Unintended Consequences of Prohibitions Against Texting While Driving

Individual states across the country are passing laws that prohibit texting while driving. How have these laws fair? Not well, in fact these bans have been followed by an increase in accidents:

It’s perplexing for both police and lawmakers throughout the U.S.: They want to do something about the danger of texting while driving, a major road hazard, but banning the practice seems to make it even more dangerous.

The Insurance Institute for Highway Safety says that 3 of every 4 states that have enacted a ban on texting while driving have seen crashes actually go up rather than down.

It’s hard to pin down exactly why this is the case, but experts believe it is a result of people trying to avoid getting caught in states with stiff penalties. Folks trying to keep their phones out of view will often hold the phone much lower, below the wheel perhaps, in order to keep it out of view. That means the driver’s eyes are looking down and away from the road.

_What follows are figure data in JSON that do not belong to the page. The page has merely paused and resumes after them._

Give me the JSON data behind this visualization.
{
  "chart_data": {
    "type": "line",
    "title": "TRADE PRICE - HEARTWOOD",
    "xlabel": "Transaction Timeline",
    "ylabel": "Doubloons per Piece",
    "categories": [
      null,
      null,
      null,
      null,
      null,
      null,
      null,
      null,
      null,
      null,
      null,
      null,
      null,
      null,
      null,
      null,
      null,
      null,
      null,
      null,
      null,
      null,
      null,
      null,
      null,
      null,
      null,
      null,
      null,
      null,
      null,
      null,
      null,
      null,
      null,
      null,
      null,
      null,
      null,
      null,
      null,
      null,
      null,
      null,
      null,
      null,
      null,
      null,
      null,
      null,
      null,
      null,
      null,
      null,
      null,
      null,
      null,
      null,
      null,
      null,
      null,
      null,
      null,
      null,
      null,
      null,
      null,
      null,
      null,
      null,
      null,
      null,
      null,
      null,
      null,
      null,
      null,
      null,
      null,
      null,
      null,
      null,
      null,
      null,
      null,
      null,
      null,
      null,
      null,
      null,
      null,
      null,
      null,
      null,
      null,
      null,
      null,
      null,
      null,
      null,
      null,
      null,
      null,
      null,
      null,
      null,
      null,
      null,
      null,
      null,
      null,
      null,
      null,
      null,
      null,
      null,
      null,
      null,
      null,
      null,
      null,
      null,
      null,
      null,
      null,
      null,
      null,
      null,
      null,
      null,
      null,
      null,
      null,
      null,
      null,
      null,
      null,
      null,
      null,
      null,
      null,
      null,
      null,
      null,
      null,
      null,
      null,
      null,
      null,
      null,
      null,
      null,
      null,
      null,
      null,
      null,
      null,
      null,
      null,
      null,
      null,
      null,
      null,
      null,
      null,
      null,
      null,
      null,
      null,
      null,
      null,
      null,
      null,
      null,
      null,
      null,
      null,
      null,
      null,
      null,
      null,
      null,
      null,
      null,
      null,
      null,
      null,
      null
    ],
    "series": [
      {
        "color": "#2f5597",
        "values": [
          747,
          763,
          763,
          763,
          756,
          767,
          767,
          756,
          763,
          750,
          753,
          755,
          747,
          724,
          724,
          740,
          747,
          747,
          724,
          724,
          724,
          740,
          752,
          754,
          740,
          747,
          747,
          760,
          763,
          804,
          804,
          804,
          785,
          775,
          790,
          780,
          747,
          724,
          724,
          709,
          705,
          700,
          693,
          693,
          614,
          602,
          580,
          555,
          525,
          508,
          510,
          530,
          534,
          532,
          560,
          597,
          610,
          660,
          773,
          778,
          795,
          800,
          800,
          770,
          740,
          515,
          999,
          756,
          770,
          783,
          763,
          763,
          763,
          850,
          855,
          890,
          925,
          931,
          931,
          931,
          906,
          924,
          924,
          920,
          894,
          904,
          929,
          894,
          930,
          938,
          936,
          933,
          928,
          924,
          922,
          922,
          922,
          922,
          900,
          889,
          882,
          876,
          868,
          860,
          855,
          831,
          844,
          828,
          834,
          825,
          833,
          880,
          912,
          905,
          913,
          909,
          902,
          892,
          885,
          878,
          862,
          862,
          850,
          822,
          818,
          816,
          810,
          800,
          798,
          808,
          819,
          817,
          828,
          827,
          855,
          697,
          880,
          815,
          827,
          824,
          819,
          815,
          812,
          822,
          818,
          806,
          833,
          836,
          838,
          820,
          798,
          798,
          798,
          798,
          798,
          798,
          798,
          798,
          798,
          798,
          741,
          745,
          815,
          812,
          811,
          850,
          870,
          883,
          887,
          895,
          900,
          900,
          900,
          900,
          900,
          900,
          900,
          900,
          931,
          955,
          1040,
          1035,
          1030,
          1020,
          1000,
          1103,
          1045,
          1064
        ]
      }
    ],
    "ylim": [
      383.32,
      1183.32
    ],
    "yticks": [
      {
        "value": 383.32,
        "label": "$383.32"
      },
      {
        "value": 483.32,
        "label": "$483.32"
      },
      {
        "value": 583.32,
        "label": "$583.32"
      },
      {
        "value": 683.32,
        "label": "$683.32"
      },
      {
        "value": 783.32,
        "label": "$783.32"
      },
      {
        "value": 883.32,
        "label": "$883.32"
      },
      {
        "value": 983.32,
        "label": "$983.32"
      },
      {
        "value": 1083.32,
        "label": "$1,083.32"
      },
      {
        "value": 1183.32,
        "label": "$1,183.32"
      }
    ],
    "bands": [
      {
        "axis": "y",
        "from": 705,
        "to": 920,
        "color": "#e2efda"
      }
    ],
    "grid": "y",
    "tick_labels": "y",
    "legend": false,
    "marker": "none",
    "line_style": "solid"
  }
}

One thing statists and other authoritarians never seem to learn is that making a law against something doesn’t stop people from doing it. Theft, murder, smoking marijuana, and tax fraud are all illegal yet people still steal, murder, smoke weed, and commit tax fraud. What happens when a law is passed that prohibits an action is that people keep performing that action but they try to do it in secret. Thieves move to robbing homes during average working hours when the owners are unlikely to be there, murders come up with complex and sometime absurd plots to avoid being caught, producers and consumers of marijuana have created a very successful black market, and people develop ways to shuffle money around in order to confuse the state’s tax collection goons. In the case of texting while driving people are more apt to hold their cell phone lower, which will entirely remove their eyes from the road and thus increase the chances they’ll get into an accident.